BYU conference focuses on world's moms and newborns

Published: Tuesday, April 8 2008 12:50 a.m. MDT

PROVO — Globally nearly 530,000 women die every year in childbirth, more than 3 million babies are stillborn and more than 4 million babies die within a few days or weeks of birth. Most are preventable tragedies.

Brigham Young University held its first Mother, Newborn and Child Health Conference Friday to discuss solutions. The conference, which included several speakers and nine panels, discussed health problems that can be prevented and reduced by helping families.

Techniques suggested ranged from educating mothers and families about proper hygiene and basic care to working to provide skilled workers to deliver babies throughout the world.

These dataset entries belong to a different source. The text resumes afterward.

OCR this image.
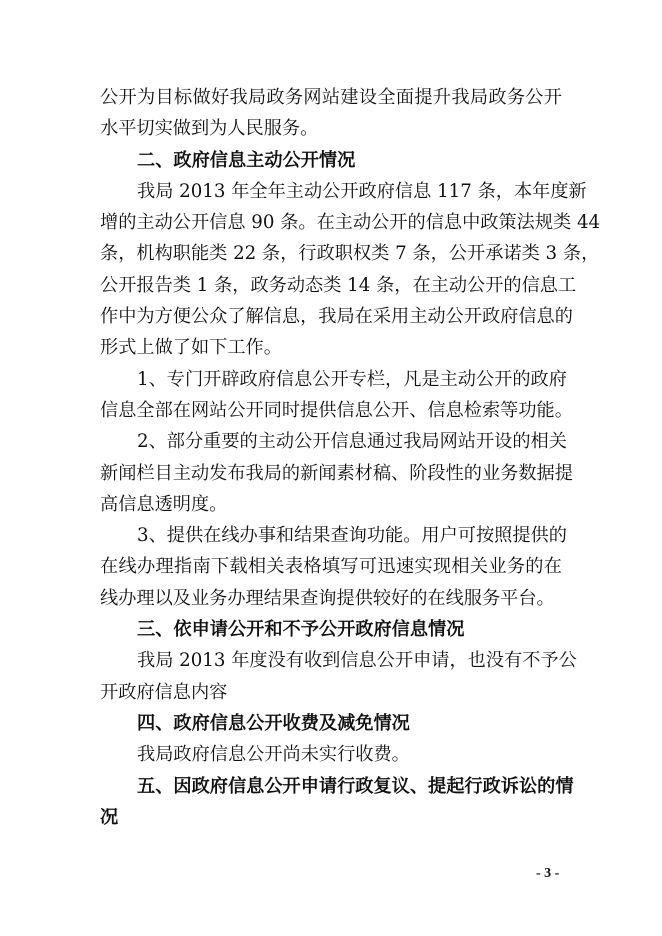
公开为目标做好我局政务网站建设全面提升我局政务公开
水平切实做到为人民服务。
二、政府信息主动公开情况
我局 2013 年全年主动公开政府信息 117 条，本年度新
增的主动公开信息 90 条。在主动公开的信息中政策法规类 44
条，机构职能类 22 条，行政职权类 7 条，公开承诺类 3 条，
公开报告类 1 条，政务动态类 14 条，在主动公开的信息工
作中为方便公众了解信息，我局在采用主动公开政府信息的
形式上做了如下工作。
1、专门开辟政府信息公开专栏，凡是主动公开的政府
信息全部在网站公开同时提供信息公开、信息检索等功能。
2、部分重要的主动公开信息通过我局网站开设的相关
新闻栏目主动发布我局的新闻素材稿、阶段性的业务数据提
高信息透明度。
3、提供在线办事和结果查询功能。用户可按照提供的
在线办理指南下载相关表格填写可迅速实现相关业务的在
线办理以及业务办理结果查询提供较好的在线服务平台。
三、依申请公开和不予公开政府信息情况
我局 2013 年度没有收到信息公开申请，也没有不予公
开政府信息内容
四、政府信息公开收费及减免情况
我局政府信息公开尚未实行收费。
五、因政府信息公开申请行政复议、提起行政诉讼的情
况
- 3 -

Gina Tambini, the area manager of family and community health for the Pan American Health Organization, said a push is needed to empower women and families and to educate them. She said one woman in Peru asked after her young son died why no one had told her it was important to wash her hands to avoid disease.

Simple solutions and education can help reduce maternal and infant mortality rates, she said. Breast-feeding infants until the age of 1 can reduce the risk of death by 13 percent and also helps prevent diarrhea and pneumonia. In some areas of the world, women also need to be taught how to keep their infants warm and clean and to maintain good hygiene, she said.

Tambini also stressed the importance of partnership with nongovernmental organizations, faith-based organizations and governments.

"We see there is a strong partnership there with universities represented," she said. "We talk and we know that cause-effective interventions are available to avoid deaths in mothers, newborns and children."

Christopher Drasbek, regional integrated management of childhood illness adviser and child and adolescent health, family and community health adviser for PAHO, said that basic programs directed toward family intervention reduce death rates.

PAHO conducted a study between 2002 and 2005 in Chao, Peru, to determine how educating families changes behavior, Drasbek said. The study showed that 95 percent of mothers knew they should breast-feed their infants exclusively for the first six months of life, compared to 34 percent before the study; and 90 percent of mothers kept up on vaccinations compared to 58 percent. After being educated about what caused diseases, townspeople cleaned up standing water, and cases of malaria dropped almost 99 percent, he said.

Drasbek also stressed the need for partnerships, especially with religious organizations.